Financial stability is the ability to pay all of your bills as well as being able to have savings and sometimes a separate emergency fund.
This may seem unattainable, but there are steps you can take that will get you closer to financial stability. Here are some tips to get you on your way.
Set financial goals
A large part of being financially stable is planning and discipline. For some people, setting financial goals is a great way to motivate themselves.
Depending on your situation, the goals can be large or small. For example, you may want to save up for a deposit on a house. Rather than having that as a goal, set a more specific one. You could say you want to save £100 per month which will then add up to a deposit.
Similarly, you could set yourself different types of goals. Rather than saving for a large purchase, you could aim to eliminate your debt or set up a private pension plan for your future.
Create a budget and control cash flow
Controlling your cash flow is the first thing you should do to get a hold of your finances. Look at your bank account and lay out any income compared to your outgoings. You should be able to see how much you have left once all essential bills are paid.
This leftover amount is the amount of money you can save or spend. Whilst you should enjoy yourself, it is worth setting some aside to save regardless of your plans.
Add to your savings
One mistake people trying to save make is waiting until the end of the month to add to a savings account. If you get into the habit of putting money into savings at the beginning of the month, then you will be able to manage your budget better.
You may also be able to take advantage of interest rates on savings accounts. Some require a minimum addition every month to benefit from this, so by adding to the pot every month you can get the most out of your banking.
By the end of August 2023, the average debt per household was £65,756 including mortgages.

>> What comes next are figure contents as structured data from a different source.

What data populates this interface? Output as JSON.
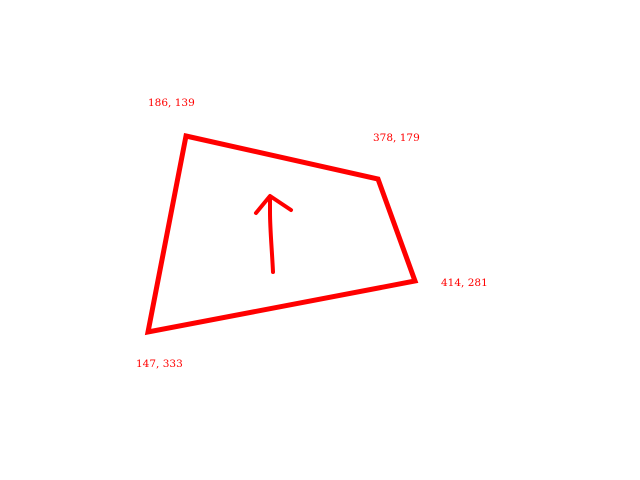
{
  "diagram": {
    "stroke_color": "#ff0000",
    "label_color": "#ff0000",
    "background_color": "#ffffff",
    "vertices": [
      {
        "label": "186, 139"
      },
      {
        "label": "378, 179"
      },
      {
        "label": "414, 281"
      },
      {
        "label": "147, 333"
      }
    ],
    "direction_arrow": {
      "direction": "up",
      "icon": "arrow-up-icon"
    }
  }
}
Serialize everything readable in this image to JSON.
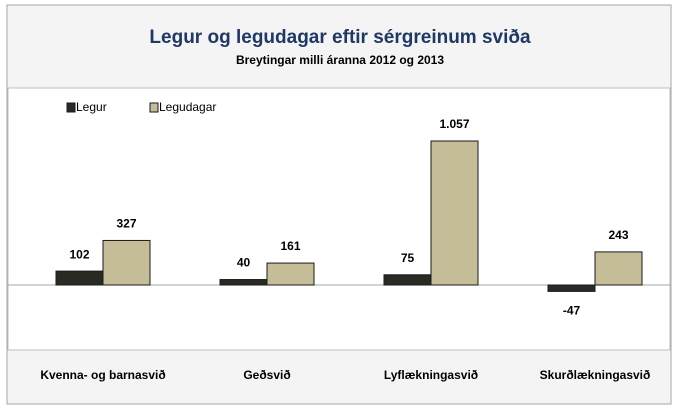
{
  "chart_data": {
    "type": "bar",
    "title": "Legur og legudagar  eftir sérgreinum sviða",
    "subtitle": "Breytingar milli áranna 2012 og 2013",
    "categories": [
      "Kvenna- og barnasvið",
      "Geðsvið",
      "Lyflækningasvið",
      "Skurðlækningasvið"
    ],
    "series": [
      {
        "name": "Legur",
        "color": "#2a2a24",
        "values": [
          102,
          40,
          75,
          -47
        ]
      },
      {
        "name": "Legudagar",
        "color": "#c4bd97",
        "values": [
          327,
          161,
          1057,
          243
        ],
        "value_labels": [
          "327",
          "161",
          "1.057",
          "243"
        ]
      }
    ],
    "legend": "top-left"
  }
}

It can be hard to navigate a way through debt, especially if you have a large amount.
You will need to look at all of your creditors and work out the remaining balances as well as interest rates. It is better if you pay off the debts with the highest rates first as this will save you money in the long run.
Remember to be transparent with any loan companies. The worst thing you can do is bury your head in the sand and ignore them. By keeping in contact with them and discussing payments and what you can afford, companies may be able to offer you a payment plan or an alternative payment structure.
There are charities that aim to help people with their debt. If you are struggling, try contacting one for some impartial advice.